Faced with this scenario, most new banjo players resort to a solution which, on the surface, seems the most logical – they practice without fingerpicks.
On the face of it, this remedy appears to solve the noise issue, right? WRONG! Practicing sans fingerpicks is not a recommended solution to reducing the banjo’s volume. The reason is simple – every time we play without fingerpicks, we lose a bit of the sensitivity and feel that we get from playing with our picks on. If we continue to do this over an extended period of time, the act of playing WITH fingerpicks (on the rare occasion we actually do) becomes increasingly awkward, clumsy and just plain difficult.

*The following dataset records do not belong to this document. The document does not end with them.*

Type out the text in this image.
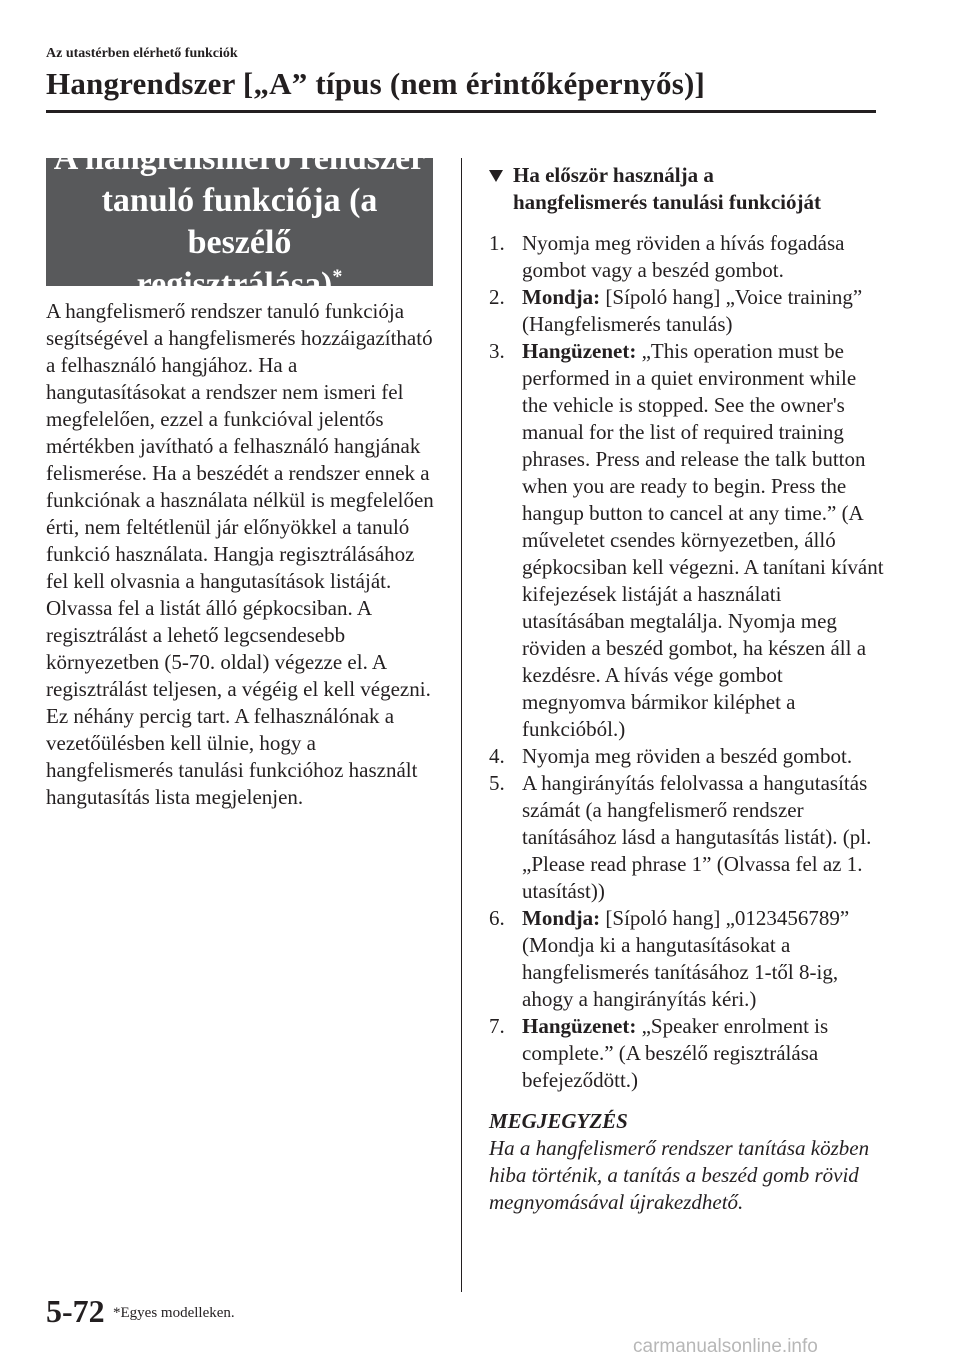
Az utastérben elérhető funkciók
Hangrendszer [„A” típus (nem érintőképernyős)]
A hangfelismerő rendszer
tanuló funkciója (a beszélő
regisztrálása)*

A hangfelismerő rendszer tanuló funkciója segítségével a hangfelismerés hozzáigazítható a felhasználó hangjához. Ha a hangutasításokat a rendszer nem ismeri fel megfelelően, ezzel a funkcióval jelentős mértékben javítható a felhasználó hangjának felismerése. Ha a beszédét a rendszer ennek a funkciónak a használata nélkül is megfelelően érti, nem feltétlenül jár előnyökkel a tanuló funkció használata. Hangja regisztrálásához fel kell olvasnia a hangutasítások listáját. Olvassa fel a listát álló gépkocsiban. A regisztrálást a lehető legcsendesebb környezetben (5-70. oldal) végezze el. A regisztrálást teljesen, a végéig el kell végezni. Ez néhány percig tart. A felhasználónak a vezetőülésben kell ülnie, hogy a hangfelismerés tanulási funkcióhoz használt hangutasítás lista megjelenjen.

Ha először használja a
hangfelismerés tanulási funkcióját
1. Nyomja meg röviden a hívás fogadása gombot vagy a beszéd gombot.
2. Mondja: [Sípoló hang] „Voice training” (Hangfelismerés tanulás)
3. Hangüzenet: „This operation must be performed in a quiet environment while the vehicle is stopped. See the owner's manual for the list of required training phrases. Press and release the talk button when you are ready to begin. Press the hangup button to cancel at any time.” (A műveletet csendes környezetben, álló gépkocsiban kell végezni. A tanítani kívánt kifejezések listáját a használati utasításában megtalálja. Nyomja meg röviden a beszéd gombot, ha készen áll a kezdésre. A hívás vége gombot megnyomva bármikor kiléphet a funkcióból.)
4. Nyomja meg röviden a beszéd gombot.
5. A hangirányítás felolvassa a hangutasítás számát (a hangfelismerő rendszer tanításához lásd a hangutasítás listát). (pl. „Please read phrase 1” (Olvassa fel az 1. utasítást))
6. Mondja: [Sípoló hang] „0123456789” (Mondja ki a hangutasításokat a hangfelismerés tanításához 1-től 8-ig, ahogy a hangirányítás kéri.)
7. Hangüzenet: „Speaker enrolment is complete.” (A beszélő regisztrálása befejeződött.)
MEGJEGYZÉS
Ha a hangfelismerő rendszer tanítása közben hiba történik, a tanítás a beszéd gomb rövid megnyomásával újrakezdhető.
5-72 *Egyes modelleken.
carmanualsonline.info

In such a scenario, some students opt to do away with the picks altogether. (At this point, the following sidebar might be helpful: If your goal is to play banjo with others, you’ll need fingerpicks in order to be heard. Plain and simple.)
A more advisable way of quieting your banjo is to use a banjo mute. Banjo mutes are an affordable, hassle-free and practical way of reducing your banjo’s volume. Compact and easy to use, they usually attach to the banjo’s bridge. There are an assortment of banjo mutes out there at your disposal, ranging in price from about from $15 to $25. One of our favorite mutes is Mike’s 5-String Standard Banjo Mute (click here).
Of course, there is another way of quieting your banjo without having to fork up the moolah for a banjo mute – tissue paper! Not to put the manufacturers of banjo mutes out of business, but I personally prefer the tissue method as it allows you to adjust the amount of muting you’ll require. Simply ball up a little bit of tissue/toilet paper and insert it underneath the strings immediately to the left of the bridge (assuming you’re in playing position looking down at the banjo head). Make sure you don’t use too much paper or you’ll deaden the strings completely. You’ll probably need to play around with this a little before determining exactly how much tissue you’ll need. One sheet of tissue paper is usually ample. For added muting, you can always stuff a balled up rag, sock or shirt between the banjo head and the truss rod. The truss rod is the metal bar that, on open-back banjos, can be found by turning the banjo over on its back side. For banjos with resonators, you’ll need to remove the resonator to get to the truss rod. I don’t recommend using the rag/sock/shirt method by itself as it generally doesn’t provide enough muting on its own.
And there you have it! All the different (and most effective) ways of muting your banjo in a nutshell! Have fun tomorrow morning at your 4 AM practice session!